Sources close to the investigation have said that it looks like the bomb on board the Sochi-bound plane was detonated in the toilet towards the jet's rear, close to where Ms Dzhebirkhanova had been seated. They say that explosives the size of a bar of soap would have been enough to cause the blasts.

It now appears as if one of the planes sent a hijack alert while the other sent a straightforward SOS.

Black Widows - Chechen female suicide bombers who have often lost their husbands during the conflict - are not a new phenomenon. They struck near the Kremlin last year, killing five.

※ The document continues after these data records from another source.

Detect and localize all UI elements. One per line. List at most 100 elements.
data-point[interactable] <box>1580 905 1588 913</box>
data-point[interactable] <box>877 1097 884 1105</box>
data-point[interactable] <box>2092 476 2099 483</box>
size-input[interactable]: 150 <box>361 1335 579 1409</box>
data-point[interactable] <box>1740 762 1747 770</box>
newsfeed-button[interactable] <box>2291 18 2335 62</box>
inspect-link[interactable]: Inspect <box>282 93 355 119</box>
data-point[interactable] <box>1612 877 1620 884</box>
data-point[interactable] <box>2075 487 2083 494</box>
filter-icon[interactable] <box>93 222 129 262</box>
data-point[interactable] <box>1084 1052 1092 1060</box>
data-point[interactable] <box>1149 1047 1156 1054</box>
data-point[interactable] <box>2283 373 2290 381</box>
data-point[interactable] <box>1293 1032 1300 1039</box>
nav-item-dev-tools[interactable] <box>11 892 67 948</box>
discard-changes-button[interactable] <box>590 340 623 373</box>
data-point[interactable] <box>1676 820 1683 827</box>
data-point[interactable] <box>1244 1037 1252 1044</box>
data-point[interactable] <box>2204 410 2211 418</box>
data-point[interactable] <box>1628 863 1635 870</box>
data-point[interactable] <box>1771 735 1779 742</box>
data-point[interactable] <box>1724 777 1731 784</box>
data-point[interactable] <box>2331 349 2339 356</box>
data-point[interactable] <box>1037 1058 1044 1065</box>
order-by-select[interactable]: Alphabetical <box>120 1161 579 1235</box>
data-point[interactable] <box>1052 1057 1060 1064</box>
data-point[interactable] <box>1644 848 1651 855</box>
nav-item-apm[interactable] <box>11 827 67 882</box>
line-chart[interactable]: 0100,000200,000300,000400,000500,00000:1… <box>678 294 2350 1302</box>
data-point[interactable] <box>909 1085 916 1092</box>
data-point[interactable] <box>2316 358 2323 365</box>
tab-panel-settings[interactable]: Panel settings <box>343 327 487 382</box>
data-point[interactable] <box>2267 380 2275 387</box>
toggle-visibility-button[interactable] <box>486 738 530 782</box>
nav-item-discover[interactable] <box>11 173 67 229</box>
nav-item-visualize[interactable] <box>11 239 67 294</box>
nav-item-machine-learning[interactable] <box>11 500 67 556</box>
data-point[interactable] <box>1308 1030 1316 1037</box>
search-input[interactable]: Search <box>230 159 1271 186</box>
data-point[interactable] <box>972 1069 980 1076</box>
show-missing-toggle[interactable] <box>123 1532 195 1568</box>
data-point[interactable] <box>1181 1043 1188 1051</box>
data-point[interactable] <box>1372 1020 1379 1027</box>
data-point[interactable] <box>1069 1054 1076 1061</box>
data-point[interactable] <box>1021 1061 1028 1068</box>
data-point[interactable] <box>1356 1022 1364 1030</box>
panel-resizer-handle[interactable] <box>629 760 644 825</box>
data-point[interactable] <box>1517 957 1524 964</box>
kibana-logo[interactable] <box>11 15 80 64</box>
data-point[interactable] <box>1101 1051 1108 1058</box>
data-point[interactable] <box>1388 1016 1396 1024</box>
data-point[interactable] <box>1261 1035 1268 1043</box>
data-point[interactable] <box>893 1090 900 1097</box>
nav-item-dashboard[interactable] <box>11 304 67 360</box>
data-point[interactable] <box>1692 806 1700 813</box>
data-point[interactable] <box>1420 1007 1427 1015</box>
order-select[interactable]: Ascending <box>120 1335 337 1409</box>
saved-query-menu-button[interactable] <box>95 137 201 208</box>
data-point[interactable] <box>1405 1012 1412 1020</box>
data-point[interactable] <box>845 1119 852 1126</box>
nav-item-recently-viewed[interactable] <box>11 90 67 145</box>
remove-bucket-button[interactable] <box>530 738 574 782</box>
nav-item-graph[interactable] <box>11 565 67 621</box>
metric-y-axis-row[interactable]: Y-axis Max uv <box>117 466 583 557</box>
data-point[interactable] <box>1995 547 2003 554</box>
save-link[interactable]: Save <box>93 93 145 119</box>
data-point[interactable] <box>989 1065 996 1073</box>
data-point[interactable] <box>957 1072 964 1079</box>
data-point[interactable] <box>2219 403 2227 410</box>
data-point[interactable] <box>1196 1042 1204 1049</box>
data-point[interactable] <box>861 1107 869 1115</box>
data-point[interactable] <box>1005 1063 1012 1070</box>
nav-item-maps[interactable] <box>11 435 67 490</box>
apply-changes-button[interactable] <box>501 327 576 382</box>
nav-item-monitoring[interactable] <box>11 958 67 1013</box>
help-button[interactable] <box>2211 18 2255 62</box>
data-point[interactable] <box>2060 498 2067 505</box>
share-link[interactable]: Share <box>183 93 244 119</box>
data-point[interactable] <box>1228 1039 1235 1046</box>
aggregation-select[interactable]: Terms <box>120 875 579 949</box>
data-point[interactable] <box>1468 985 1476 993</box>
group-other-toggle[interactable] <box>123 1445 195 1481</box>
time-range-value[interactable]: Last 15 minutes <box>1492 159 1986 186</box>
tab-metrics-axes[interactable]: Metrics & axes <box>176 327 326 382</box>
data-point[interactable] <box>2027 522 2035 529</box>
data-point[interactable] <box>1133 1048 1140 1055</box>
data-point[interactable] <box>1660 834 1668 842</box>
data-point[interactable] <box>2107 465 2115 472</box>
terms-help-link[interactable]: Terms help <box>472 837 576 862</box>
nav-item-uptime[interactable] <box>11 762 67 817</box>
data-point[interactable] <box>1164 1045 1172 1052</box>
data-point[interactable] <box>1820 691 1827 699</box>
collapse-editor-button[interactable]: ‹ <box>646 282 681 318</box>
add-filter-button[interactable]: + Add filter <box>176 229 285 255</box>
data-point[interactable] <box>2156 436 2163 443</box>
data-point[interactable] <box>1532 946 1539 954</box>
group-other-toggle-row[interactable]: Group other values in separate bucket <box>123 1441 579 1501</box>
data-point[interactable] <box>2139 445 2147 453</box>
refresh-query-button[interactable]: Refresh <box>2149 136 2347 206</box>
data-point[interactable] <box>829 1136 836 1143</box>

The group, which claimed it was behind the attacks, threatened more bloodshed yesterday "until the killing of our Muslim brothers in Chechnya ceases". It said in a statement on a website: "We in the Islambouli Brigades announce that our holy warriors managed to hijack two Russian planes and were crowned with success. Russia's slaughter of Muslims is still continuing and will not end except with a bloody war." Khaled Islambouli was an Egyptian army officer who assassinated Egyptian president Anwar Sadat in 1981.

Analysts say Moscow now has an impeccable pretext for a fresh crackdown. Andrei Soldatov, a security analyst, said: "The government will now be able to say that the fight against separatists in Chechnya comes under the roof of international terrorism. As soon as they say that, you can forget about human rights."